蘇錦看他情緒不對,有些後悔自己剛剛說出的話刺傷了他的自尊心,花嘉倪家裏的事兒自己也多少知道,怎麼剛才就口無遮攔了,不由尷尬的咧咧嘴,小心的把衣服折起來,說了句謝謝,借口要走,花嘉倪心裏還惦記著一件事的,看他不提,隻能低聲提醒道:
“你,你還沒給……”
蘇錦愣怔了一下,哦了一聲,頗感窘迫,趕緊掏出錢夾,利落的抽出幾張紅彤彤的毛爺爺,塞到他手裏,花嘉倪一看,連忙抽回手,嘴裏沒頭沒尾的推拒道:
“沒,沒有那麼多的,我也沒有那麼多錢找給你,我……”
“給你就拿著,哪那麼多話,”
看嘉倪執拗著並不打算收,蘇錦一把拉過他,把錢一卷,不分青紅皂白的塞進口袋,眼前的人仍別扭的阻攔著,蘇錦實在煩了,霸道的說道:
“聽話,別動!”
錢卷終於順利的塞進去,蘇錦拍了拍鼓囊囊的口袋,還交代他裝好別丟了,像對小孩子似的,等花嘉倪從瞬間的驚愕中清醒過來,登時靜謐的看著比自己整整高出一大截的蘇錦,不知該說些什麼。
發現他的窺視,再次對上那雙清澈的眸子,解圍的玩笑說:
“你,不會愛上我了吧?”蘇錦絲毫不覺得有什麼不妥,懶懶的笑了笑。
花嘉倪可沒他收放自如,隨即承諾似的說道:
“我不會白要你的錢的,像你這樣隨意揮霍,真是……”似乎也找不到什麼合適的詞來形容眼前這個人,嘉倪顯的很不好意思。

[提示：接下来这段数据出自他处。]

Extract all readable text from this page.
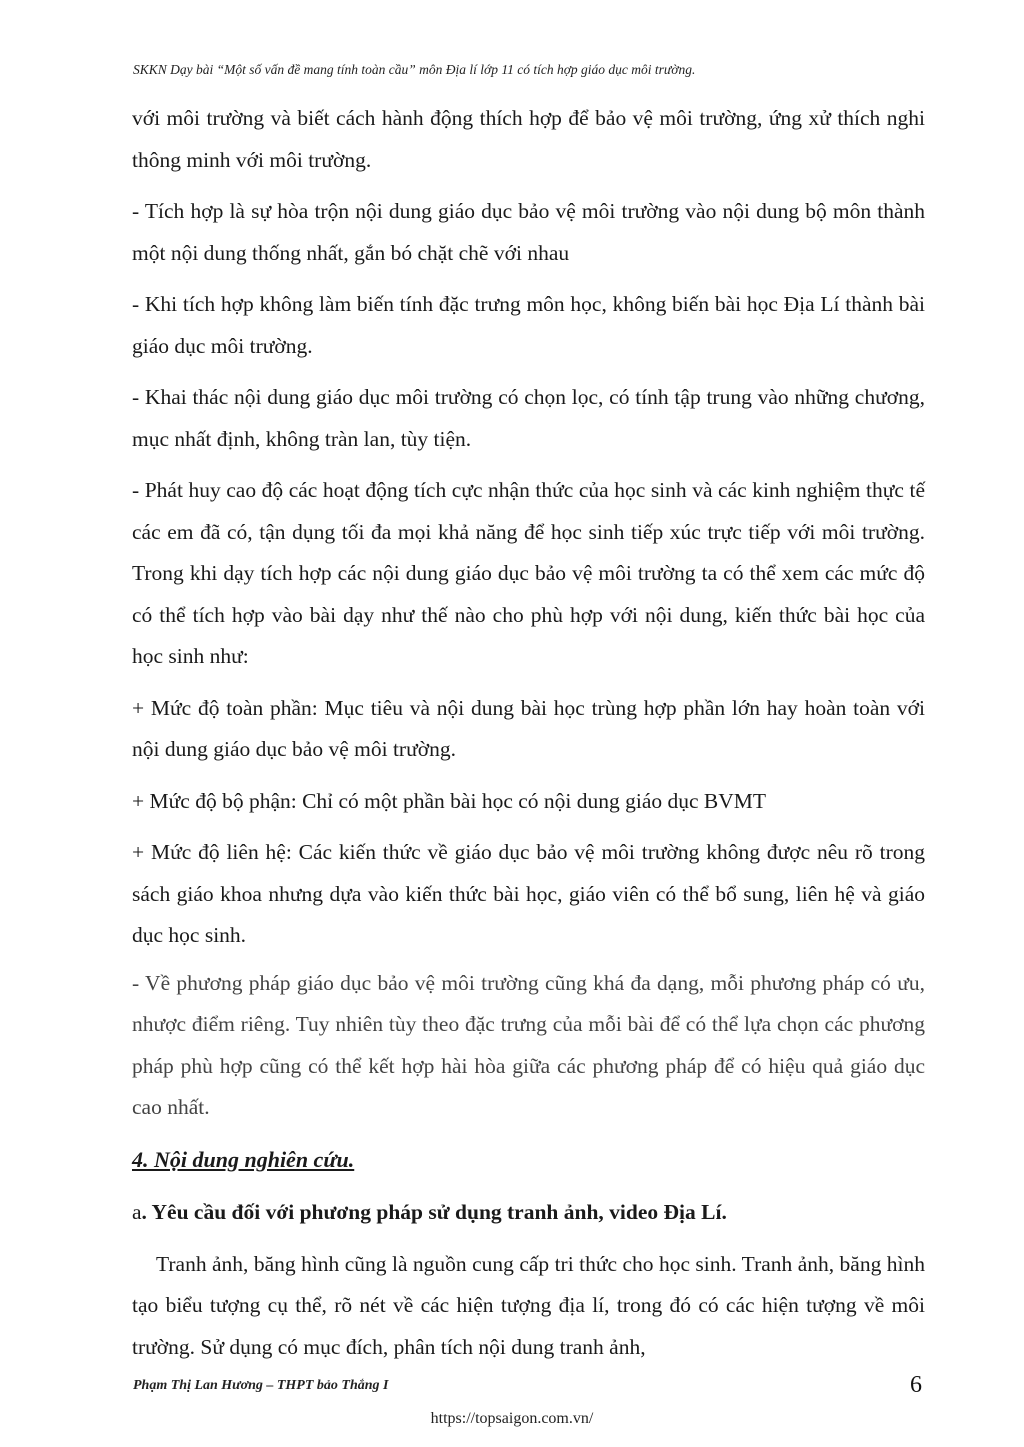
SKKN Dạy bài “Một số vấn đề mang tính toàn cầu” môn Địa lí lớp 11 có tích hợp giáo dục môi trường.

với môi trường và biết cách hành động thích hợp để bảo vệ môi trường, ứng xử thích nghi thông minh với môi trường.

- Tích hợp là sự hòa trộn nội dung giáo dục bảo vệ môi trường vào nội dung bộ môn thành một nội dung thống nhất, gắn bó chặt chẽ với nhau

- Khi tích hợp không làm biến tính đặc trưng môn học, không biến bài học Địa Lí thành bài giáo dục môi trường.

- Khai thác nội dung giáo dục môi trường có chọn lọc, có tính tập trung vào những chương, mục nhất định, không tràn lan, tùy tiện.

- Phát huy cao độ các hoạt động tích cực nhận thức của học sinh và các kinh nghiệm thực tế các em đã có, tận dụng tối đa mọi khả năng để học sinh tiếp xúc trực tiếp với môi trường. Trong khi dạy tích hợp các nội dung giáo dục bảo vệ môi trường ta có thể xem các mức độ có thể tích hợp vào bài dạy như thế nào cho phù hợp với nội dung, kiến thức bài học của học sinh như:

+ Mức độ toàn phần: Mục tiêu và nội dung bài học trùng hợp phần lớn hay hoàn toàn với nội dung giáo dục bảo vệ môi trường.

+ Mức độ bộ phận: Chỉ có một phần bài học có nội dung giáo dục BVMT

+ Mức độ liên hệ: Các kiến thức về giáo dục bảo vệ môi trường không được nêu rõ trong sách giáo khoa nhưng dựa vào kiến thức bài học, giáo viên có thể bổ sung, liên hệ và giáo dục học sinh.

- Về phương pháp giáo dục bảo vệ môi trường cũng khá đa dạng, mỗi phương pháp có ưu, nhược điểm riêng. Tuy nhiên tùy theo đặc trưng của mỗi bài để có thể lựa chọn các phương pháp phù hợp cũng có thể kết hợp hài hòa giữa các phương pháp để có hiệu quả giáo dục cao nhất.

4. Nội dung nghiên cứu.
a. Yêu cầu đối với phương pháp sử dụng tranh ảnh, video Địa Lí.

Tranh ảnh, băng hình cũng là nguồn cung cấp tri thức cho học sinh. Tranh ảnh, băng hình tạo biểu tượng cụ thể, rõ nét về các hiện tượng địa lí, trong đó có các hiện tượng về môi trường. Sử dụng có mục đích, phân tích nội dung tranh ảnh,

Phạm Thị Lan Hương – THPT bảo Thắng I	6
https://topsaigon.com.vn/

蘇錦看著他瘦嬴的身板兒,轉了話題,趾高氣揚的質問起來,
“你平時都是吃草的?這麼瘦,以後多吃點兒!剩下的錢留著,看你麵黃肌瘦的,影響市容,”
惡劣的聲音又穿了過來,卻顯出了另一麵的關心,讓花嘉倪的心裏漸漸流過一陣暖流,其實他知道,蘇錦並不壞,隻是性格怪異了些,不過,這個人情又要怎麼還,要知道,這天底下,最難還的債,就是人情債,別人舍你一分,你就是還人一塊也覺得不夠。
察覺出了小家夥的不安,蘇錦臉上又露出了不正經的笑容,
“別一副囧臉了,至於人情,以後會讓你還的”
蘇錦溫和的說完,也不再和眼前的人羅嗦,拿起袋子出了教室,隻留花嘉倪一人,愣愣站著,一臉的猜不透。